Giustizia per Satnam Singh: contro la «barbarie» del caporalato e il business del Terzo millennio

21 Giu 2024 7:36 - di Antonio Rapisarda

La tragica morte di Satnam Singh ha sconvolto tutti: non poteva essere altrimenti. «Una barbarie. Atti disumani che non appartengono al popolo italiano», l’ha definita ieri il presidente del Consiglio, Giorgia Meloni, in apertura del Cdm. Una vicenda in cui è racchiuso insieme, come in un triste paradigma, tutto ciò che non dovrebbe mai accadere: lo sfruttamento della manodopera immigrata, l’assenza di ogni forma di tutela assieme alla mancanza di formazione, l’incredibile e disarmante cinismo dei cosiddetti datori di lavoro, la solitudine degli ultimi davanti a una regressione ottocentesca dell’etica e dei rapporti di lavoro.

Parliamo, chiaramente, della piaga del caporalato. La forma più odiosa di mercificazione. Pratica appannaggio di “titolari” senza scrupoli: italiani ma anche stranieri stessi. Un fenomeno che da anni e anni ormai, nelle campagne dello Stivale, vede fra i “nuovi schiavi” un numero impressionante di immigrati: spesso irregolari, senza permesso di soggiorno. Fantasmi: che resteranno tali finché a volte – come è accaduto al povero bracciante indiano abbandonato vergognosamente dal “titolare”, dopo esser stato mutilato dalla macchina con cui stava lavorando, davanti casa invece che all’ospedale – diventano loro malgrado protagonisti delle cronache.

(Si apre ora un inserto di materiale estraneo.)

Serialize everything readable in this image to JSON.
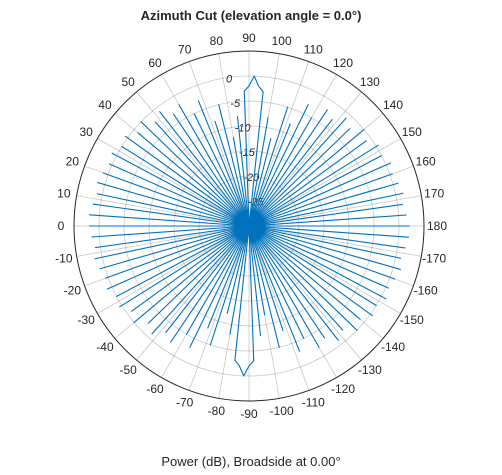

Basta con questo scempio. Occorre dirlo senza retorica: della quale davvero non se ne può più. Da una parte si sta intervenendo concretamente incentivando nuovamente controllori e controlli nei luoghi di lavoro: dai cantieri ai campi. Dunque più applicazione delle leggi (che ci sono: e sono pure severe). Dall’altra, però, è chiaro che tutto ciò non basterà mai se non si rovescia una volta per tutte la piramide del problema. È proprio questa l’idea guida da cui ha preso le mosse, già dai primi giorni, la politica migratoria di Giorgia Meloni. In tre capitoli: deterrenza contro l’immigrazione clandestina e lotta agli scafisti; piano Mattei di sviluppo e cooperazione paritaria con i Paesi africani; immigrazione legale e controllata contro le agromafie e il caporalato.

Proprio su quest’ultimo punto – dopo anni di lassismo e di retorica dei “porti aperti” – con la riattivazione del decreto flussi e con l’inserimento del dossier nel G7 di Borgo Egnazia, l’esecutivo ha mostrato fattivamente di voler investire sui canali regolari. Che significa controllo del fenomeno e contratti di qualità. Ciò che impedirà, a monte, paghe scandalose e schiaviste di 4 euro l’ora per lavorare sotto il sole cocente: esattamente quella a cui era costretto a sottostare Satnam Singh. Alla luce dell’incidente e dell’increscioso abbandono del povero bracciante indiano, poi, assume ancora più rilevanza l’esposto presentato in Procura della premier: indirizzato proprio a scardinare gli interessi della criminalità organizzata e dei suoi complici che si sono innestati persino nella “domanda” di flussi regolari.

Dalla panoramica di queste azioni emerge con tutta evidenza un approccio articolato alla questione immigrazione che scavalca completamente le semplificazioni di ogni sorta ma anche l’ipocrita indignazione a breve scadenza e di nessun effetto concreto. Se la famiglia di Satnam Singh ha diritto adesso ad ottenere piena giustizia, la cornice per stroncare alla radice lo sfruttamento dell’immigrazione a 360°, il business del Terzo millennio, non può che svilupparsi sulle tre direttrici individuate dal governo. Il risultato sarà più diritti, sociali dunque civili, per tutti. Non ci saranno più così, fra le altre cose, «lavori che italiani non vogliono fare», come recita un’espressione classista in voga fra molti comodi benpensanti: ma lavori che nessun essere umano deve mai più fare in condizioni disumane.